I am not interested in people’s personal addresses (mine is public record btw–look it up) but I am very interested in people showing me actual examples of experiences that did not involve different agents on each side.
I got 2 brave souls to share.
Since I would like to protect their privacy I will not give their names or addresses. I will give some general info about the deals and what part of town it was in.
DIY 1:
This cat bought an SFR repo in the greater Rancho Bernardo area. He used the bank’s listing agent and closed in mid 2009. Relevant Caveat: this unit was sold with tenants still in it and state explicitly that the listing agent will only entertain cash offers. The offer that closed was one with a 80% loan. In my estimation, this property closed at about 5% below comparable properties. As expected, the buyer corrected me and said it was at least 10%. The problem with that argument is that much of the value was POTENTIAL value, not actual. While I would not shy away from it, the market for a property with foreclosed-upon tenants is typically much softer than for vacant units (investors and buyer-occupiers just don’t like to run the risk of psycho angry tenants). However, DIY1 did well, dealt with his tenants well and made out well. Truly well played sir.
DIY2:
Purchased a house in the greater Clairemont area.

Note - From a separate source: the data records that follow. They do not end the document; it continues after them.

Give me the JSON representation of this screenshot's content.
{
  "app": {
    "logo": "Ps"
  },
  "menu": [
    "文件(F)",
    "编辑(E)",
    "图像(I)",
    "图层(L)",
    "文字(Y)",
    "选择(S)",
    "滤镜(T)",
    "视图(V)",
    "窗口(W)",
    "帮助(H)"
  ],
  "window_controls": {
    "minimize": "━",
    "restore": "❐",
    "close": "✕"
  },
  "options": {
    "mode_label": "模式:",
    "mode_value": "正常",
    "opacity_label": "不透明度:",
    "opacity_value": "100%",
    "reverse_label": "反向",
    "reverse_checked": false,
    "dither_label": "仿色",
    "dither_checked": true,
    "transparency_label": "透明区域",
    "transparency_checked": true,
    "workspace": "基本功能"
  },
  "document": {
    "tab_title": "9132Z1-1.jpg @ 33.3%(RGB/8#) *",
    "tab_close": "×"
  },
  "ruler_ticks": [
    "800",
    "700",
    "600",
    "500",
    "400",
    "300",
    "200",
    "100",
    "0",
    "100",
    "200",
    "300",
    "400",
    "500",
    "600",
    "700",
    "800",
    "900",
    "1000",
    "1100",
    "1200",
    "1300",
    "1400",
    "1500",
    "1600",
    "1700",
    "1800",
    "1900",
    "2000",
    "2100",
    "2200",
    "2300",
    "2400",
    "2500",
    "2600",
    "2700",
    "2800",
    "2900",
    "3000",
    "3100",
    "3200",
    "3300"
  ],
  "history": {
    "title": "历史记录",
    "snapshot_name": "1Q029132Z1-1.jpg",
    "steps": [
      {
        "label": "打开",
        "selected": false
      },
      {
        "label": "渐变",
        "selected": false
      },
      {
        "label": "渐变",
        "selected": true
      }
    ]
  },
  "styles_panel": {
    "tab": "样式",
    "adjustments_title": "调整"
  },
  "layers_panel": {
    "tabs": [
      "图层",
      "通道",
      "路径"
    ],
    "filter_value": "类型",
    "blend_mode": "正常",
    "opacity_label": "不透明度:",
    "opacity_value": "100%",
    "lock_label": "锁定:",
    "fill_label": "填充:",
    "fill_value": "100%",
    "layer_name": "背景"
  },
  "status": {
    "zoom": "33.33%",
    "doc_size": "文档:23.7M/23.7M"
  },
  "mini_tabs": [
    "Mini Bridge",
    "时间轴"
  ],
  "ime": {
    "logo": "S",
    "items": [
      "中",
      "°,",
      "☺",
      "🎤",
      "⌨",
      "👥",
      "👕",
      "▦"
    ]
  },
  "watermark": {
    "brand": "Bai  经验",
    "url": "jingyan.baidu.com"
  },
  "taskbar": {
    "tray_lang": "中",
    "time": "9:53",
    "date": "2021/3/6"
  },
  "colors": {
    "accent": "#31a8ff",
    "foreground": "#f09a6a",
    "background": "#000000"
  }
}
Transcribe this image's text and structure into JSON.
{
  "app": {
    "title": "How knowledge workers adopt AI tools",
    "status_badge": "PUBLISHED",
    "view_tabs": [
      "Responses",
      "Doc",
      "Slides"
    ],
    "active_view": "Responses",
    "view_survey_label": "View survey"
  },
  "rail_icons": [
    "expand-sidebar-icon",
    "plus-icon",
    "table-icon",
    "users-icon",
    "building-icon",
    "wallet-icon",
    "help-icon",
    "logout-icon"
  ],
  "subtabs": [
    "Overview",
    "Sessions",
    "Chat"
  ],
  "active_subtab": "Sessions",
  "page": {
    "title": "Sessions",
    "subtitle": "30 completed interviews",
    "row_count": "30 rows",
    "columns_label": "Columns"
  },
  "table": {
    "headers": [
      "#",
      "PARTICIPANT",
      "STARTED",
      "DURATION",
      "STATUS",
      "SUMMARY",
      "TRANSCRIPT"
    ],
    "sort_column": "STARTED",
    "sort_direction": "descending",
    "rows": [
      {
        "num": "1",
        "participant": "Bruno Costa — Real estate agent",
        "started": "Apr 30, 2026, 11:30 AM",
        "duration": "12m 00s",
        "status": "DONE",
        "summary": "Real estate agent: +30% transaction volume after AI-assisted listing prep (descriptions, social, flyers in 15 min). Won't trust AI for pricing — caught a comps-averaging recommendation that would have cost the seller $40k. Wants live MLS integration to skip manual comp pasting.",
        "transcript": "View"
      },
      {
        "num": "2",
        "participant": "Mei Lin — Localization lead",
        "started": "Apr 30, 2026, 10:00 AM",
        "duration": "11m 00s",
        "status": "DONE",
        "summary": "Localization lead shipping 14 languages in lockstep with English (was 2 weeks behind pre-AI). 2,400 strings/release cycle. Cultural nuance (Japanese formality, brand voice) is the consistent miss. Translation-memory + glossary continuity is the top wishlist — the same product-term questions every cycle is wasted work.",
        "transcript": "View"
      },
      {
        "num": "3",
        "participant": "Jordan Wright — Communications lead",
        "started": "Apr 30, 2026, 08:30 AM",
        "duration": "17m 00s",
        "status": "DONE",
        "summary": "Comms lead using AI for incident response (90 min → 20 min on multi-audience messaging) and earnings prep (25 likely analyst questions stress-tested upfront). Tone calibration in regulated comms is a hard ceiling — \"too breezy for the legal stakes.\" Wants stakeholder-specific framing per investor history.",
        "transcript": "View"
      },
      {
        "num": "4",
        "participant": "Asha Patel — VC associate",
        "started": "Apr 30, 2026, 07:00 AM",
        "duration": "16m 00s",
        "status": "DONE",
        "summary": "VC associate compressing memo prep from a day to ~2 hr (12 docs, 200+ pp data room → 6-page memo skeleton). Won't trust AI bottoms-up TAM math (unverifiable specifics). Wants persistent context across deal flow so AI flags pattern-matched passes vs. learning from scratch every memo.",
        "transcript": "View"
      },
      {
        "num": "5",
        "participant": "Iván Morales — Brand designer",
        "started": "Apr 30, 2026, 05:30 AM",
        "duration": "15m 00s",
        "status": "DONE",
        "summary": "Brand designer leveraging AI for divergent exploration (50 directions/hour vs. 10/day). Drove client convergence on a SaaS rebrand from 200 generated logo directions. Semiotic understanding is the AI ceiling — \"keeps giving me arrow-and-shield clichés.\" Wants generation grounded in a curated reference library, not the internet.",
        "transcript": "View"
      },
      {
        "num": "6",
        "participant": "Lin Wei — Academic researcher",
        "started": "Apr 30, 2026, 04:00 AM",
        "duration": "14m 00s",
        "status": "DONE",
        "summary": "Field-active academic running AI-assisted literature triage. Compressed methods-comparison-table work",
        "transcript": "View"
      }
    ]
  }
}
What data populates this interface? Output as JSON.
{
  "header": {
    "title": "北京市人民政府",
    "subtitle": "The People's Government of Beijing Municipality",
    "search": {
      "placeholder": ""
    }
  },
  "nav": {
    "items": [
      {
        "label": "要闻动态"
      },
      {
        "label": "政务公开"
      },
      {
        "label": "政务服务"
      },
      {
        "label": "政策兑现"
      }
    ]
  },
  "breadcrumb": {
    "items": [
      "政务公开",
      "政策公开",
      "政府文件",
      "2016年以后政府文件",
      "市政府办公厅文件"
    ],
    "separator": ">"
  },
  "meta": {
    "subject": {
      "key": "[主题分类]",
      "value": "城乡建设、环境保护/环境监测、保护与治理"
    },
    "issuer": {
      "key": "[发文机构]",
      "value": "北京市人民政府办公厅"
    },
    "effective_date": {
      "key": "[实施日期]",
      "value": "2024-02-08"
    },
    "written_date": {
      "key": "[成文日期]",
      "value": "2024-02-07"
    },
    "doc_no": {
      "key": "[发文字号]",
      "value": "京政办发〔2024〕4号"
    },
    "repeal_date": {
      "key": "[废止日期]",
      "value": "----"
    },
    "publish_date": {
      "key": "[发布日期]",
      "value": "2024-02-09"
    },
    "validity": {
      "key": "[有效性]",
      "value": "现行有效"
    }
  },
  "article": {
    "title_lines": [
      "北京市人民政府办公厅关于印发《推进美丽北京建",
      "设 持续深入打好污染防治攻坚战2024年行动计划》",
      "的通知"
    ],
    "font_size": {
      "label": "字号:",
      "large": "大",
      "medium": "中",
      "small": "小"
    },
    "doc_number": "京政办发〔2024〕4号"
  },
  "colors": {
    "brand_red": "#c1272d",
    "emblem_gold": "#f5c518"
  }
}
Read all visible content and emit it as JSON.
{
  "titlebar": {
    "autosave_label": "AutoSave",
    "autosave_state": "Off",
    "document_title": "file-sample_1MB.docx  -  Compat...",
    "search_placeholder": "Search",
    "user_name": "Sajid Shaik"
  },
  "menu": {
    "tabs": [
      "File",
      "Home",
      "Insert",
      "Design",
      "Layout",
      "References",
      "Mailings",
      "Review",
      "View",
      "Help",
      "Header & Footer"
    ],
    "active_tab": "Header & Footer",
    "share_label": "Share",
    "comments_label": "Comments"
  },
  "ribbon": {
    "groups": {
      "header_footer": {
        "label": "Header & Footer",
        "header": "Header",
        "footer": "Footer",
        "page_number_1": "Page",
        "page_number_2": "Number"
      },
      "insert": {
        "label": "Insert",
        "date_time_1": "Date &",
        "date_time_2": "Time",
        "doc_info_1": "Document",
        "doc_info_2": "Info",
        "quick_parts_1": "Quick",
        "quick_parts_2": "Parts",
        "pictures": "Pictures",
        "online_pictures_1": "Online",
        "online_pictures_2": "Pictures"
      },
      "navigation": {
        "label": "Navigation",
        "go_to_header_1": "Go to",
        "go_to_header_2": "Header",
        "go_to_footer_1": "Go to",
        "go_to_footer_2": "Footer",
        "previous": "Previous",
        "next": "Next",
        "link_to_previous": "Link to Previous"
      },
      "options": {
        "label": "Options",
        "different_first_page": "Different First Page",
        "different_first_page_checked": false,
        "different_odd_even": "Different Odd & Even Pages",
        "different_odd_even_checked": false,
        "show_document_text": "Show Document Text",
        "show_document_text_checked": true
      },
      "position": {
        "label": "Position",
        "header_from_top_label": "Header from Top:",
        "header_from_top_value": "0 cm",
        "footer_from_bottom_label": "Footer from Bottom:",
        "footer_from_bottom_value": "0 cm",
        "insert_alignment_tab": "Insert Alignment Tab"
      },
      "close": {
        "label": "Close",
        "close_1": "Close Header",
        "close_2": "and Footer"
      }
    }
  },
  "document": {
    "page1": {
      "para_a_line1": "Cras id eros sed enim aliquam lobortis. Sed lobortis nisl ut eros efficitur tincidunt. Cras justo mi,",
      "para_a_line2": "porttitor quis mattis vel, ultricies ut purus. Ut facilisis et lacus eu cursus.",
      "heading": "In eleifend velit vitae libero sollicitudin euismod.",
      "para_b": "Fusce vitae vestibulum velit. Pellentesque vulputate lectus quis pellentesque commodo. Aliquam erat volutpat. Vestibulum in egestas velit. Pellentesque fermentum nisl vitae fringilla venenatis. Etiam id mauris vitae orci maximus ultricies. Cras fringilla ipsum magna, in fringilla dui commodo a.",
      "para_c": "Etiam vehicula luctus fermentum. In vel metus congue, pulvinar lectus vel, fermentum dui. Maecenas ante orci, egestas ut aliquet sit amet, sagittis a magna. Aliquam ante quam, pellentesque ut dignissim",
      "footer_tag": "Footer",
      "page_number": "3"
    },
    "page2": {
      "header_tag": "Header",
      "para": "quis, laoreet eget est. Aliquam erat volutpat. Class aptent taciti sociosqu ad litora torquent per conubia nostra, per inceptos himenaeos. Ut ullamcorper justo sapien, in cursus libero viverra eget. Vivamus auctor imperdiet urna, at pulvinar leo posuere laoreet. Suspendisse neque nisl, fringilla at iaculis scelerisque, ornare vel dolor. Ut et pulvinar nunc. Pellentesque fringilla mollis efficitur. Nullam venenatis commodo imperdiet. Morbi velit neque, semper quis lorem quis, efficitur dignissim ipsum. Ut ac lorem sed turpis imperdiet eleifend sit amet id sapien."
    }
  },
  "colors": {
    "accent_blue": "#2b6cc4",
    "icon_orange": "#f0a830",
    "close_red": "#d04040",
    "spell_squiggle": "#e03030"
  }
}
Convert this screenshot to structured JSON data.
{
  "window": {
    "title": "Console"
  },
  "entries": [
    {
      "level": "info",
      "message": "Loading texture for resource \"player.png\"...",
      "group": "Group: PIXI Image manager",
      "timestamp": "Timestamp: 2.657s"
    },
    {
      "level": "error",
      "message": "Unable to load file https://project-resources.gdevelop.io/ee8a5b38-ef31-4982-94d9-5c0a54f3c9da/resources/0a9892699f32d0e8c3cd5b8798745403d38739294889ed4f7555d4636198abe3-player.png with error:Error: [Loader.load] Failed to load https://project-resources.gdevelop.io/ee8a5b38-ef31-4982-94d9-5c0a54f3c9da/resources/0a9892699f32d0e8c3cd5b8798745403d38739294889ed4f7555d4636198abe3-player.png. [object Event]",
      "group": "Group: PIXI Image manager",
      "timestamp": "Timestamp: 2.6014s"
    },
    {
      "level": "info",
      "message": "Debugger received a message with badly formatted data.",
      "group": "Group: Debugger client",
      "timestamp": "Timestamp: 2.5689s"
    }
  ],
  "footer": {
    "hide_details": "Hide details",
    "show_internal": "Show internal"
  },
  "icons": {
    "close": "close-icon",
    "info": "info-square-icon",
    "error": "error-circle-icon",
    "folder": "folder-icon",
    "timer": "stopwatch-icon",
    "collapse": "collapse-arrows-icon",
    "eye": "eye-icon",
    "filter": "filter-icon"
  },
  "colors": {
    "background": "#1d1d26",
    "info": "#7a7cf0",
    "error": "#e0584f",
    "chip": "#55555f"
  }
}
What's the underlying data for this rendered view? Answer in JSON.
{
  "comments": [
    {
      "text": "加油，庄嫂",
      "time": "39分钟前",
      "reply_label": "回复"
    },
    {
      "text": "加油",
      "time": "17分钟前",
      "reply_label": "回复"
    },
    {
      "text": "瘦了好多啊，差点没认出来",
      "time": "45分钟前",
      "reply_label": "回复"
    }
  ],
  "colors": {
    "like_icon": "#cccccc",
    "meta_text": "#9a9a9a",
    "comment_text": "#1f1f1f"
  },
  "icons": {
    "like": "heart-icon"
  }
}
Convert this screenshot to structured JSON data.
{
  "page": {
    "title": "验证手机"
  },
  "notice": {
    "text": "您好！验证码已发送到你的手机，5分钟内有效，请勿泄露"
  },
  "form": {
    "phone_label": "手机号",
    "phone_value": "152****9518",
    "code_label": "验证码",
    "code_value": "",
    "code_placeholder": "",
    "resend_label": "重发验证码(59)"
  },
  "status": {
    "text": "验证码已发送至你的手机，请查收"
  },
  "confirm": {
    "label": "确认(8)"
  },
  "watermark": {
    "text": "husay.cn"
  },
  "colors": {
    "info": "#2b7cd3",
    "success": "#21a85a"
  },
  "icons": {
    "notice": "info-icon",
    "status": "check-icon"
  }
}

They went directly to the seller (who I guess they knew) and made an offer that resulted in the same seller net they would have gotten if they used an agent (but with less total purchase price). Note: this purchase was in mid-2003 during an accelerating boom market.
It was my observation, when running the numbers that the buyer had overpaid by a few percent but that this did not qualify as “getting screwed”. Again, as with the usual script, the buyer disputed this and told me that he was sure that the property would have sold for $38k more in a minute. He based this on the fact that a prospective listing agent had given the $38k higher price. A common feature of a boom market is that listing agents will list a property for a high price and take a 6 month listing. One way or another they get it sold because what seems high now may be very reasonable in 6 months from now. That means that while I feel very confident in my assessment (that they overpaid in mid 2003), the reality is that they were not overpaying by early 2004.
So we have an example of 2 deals where the buyers did okay (though neither wildly well or bad).
They both thought they did better than I thought they did and maybe that is part of the benefit. My lemon meringue pie is better than Marie Callender’s (to me) but would likely lose in any taste test. Its better because I actually pick the lemons and separate the eggs and whip the whites and blend the dough.
It is damn interesting though and I plan to run this past a few other agents I trust for their feedback (the deals not the pie).
I would like to hear from other people who have gone this direction.